Deux jeux d’ailleurs d’ores et déjà au programme de l’édition 2021 de l’EVO, qui se déroulera entièrement en ligne, en août prochain. À leurs côtés pour l'instant, Tekken 7 et Mortal Kombat 11. Mais pour les internautes, un autre grand nom de la discipline manque déjà à l’appel, disponible en exclusivité chez un concurrent de PlayStation : Super Smash Bros, en particulier Ultimate, le dernier épisode en date (Melee est aussi disputé à l’EVO mais une récente affaire réduit les chances de le voir dans un événement online). Sur Twitter, beaucoup citent le nom de la licence de Nintendo. “Est-ce que (ce rachat, ndlr) veut dire que Smash ne sera plus présent ?” peut-on par exemple lire. Les fans de versus fighting craignent que le tournoi soit réservé aux jeux Sony.
Mark Julio, chargé du développement business de l’EVO, affirme cependant que l’événement restera ouvert “à toutes les plateformes”. Même Nintendo se veut rassurant, et explique chez IGN ne pas écarter la célèbre compétition pour les futurs rendez-vous Smash. De son côté, Sony annonce vouloir “préserver l’authenticité” du tournoi (deux de ses fondateurs resteront dans les parages en tant que conseillers) tout en le faisant évoluer :
Notre équipe est concentrée sur une mission : préserver l'authenticité de l'EVO pour la communauté des jeux de combat et trouver des moyens créatifs, aux côtés de nos fans, pour faire croître le tournoi et rendre ses événements et ses émissions plus amusants, attrayants et accessibles que jamais. L'EVO restera ce qu'il a toujours été : une compétition au format ouvert qui donne aux fans de jeux de combat de différents pays une chance de se connecter, de tester leurs compétences et de forger de nouvelles amitiés - Sony Interactive Entertainment, sur son blog officiel
"Continue ?"
Une évolution qui pourrait aussi passer, selon Ken, par l’internationalisation de l’EVO, comme amorcée en 2018 par les débuts de l’édition japonaise. “Le Japon, c’était la première étape. Ils voulaient s’installer en Amérique Latine, en Europe” nous explique le commentateur. Un plan très ambitieux, inimaginable il y a encore un an. Déjà à cause du Covid-19, qui a remodelé le tournoi en une version numérique, à distance. Mais surtout dans le cadre des accusations de harcèlement sexuel sur mineurs à l’égard de l'organisateur principal de l'EVO, Joey Cullar. Les principaux partenaires (Bandai Namco, Capcom, NetherRealm) annoncent alors se désister, avant que ce soit l’édition 2020 dans son ensemble qui soit finalement annulée.

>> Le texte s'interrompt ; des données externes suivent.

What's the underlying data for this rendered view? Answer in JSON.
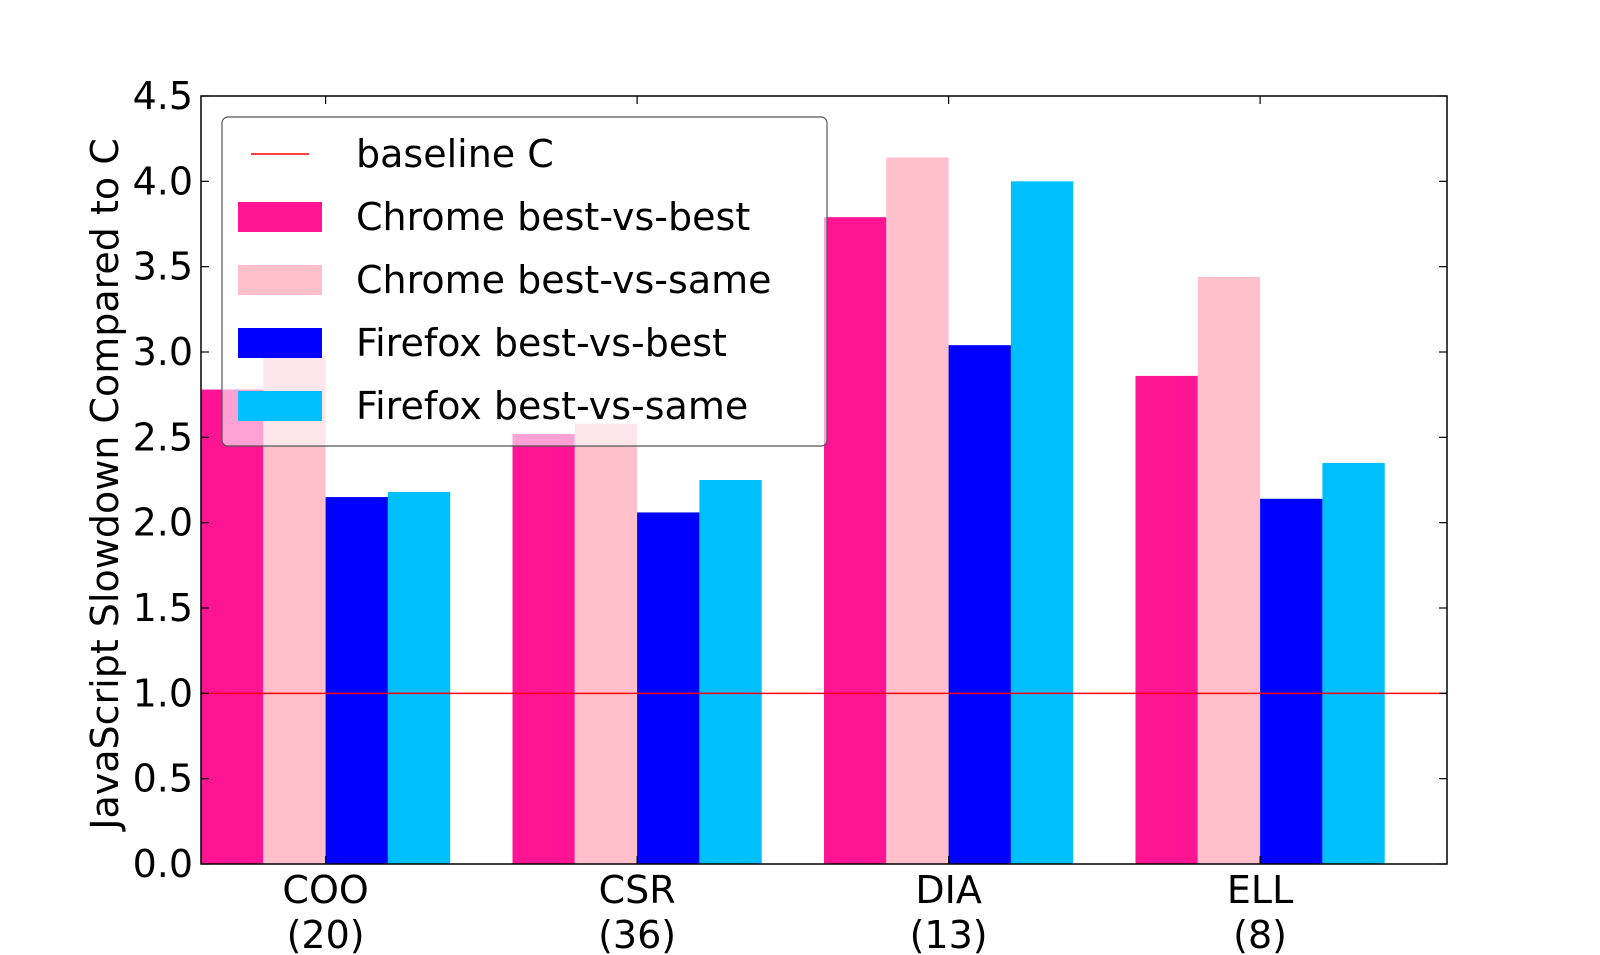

“Nous voulons réaffirmer que les harcèlements ou les abus, qu’importe leur nature, n’ont aucune place à l’EVO ou dans nos futurs événements” entament ainsi Tony et Tom Cannon, deux fondateurs historiques du rendez-vous dédié au versus fighting, dans un communiqué. “Afin de vous garantir la confiance que vous avez tous placée dans (notre tournoi, ndlr), nous avons réalisé que nous avions besoin d’un partenaire stratégique et expérimenté qui respecte l’esprit de la communauté des jeux de combat”. Ce partenaire, c’est bien évidemment Sony et RTS. Il semblerait donc que ce rachat a été décisif pour éviter une mort par KO.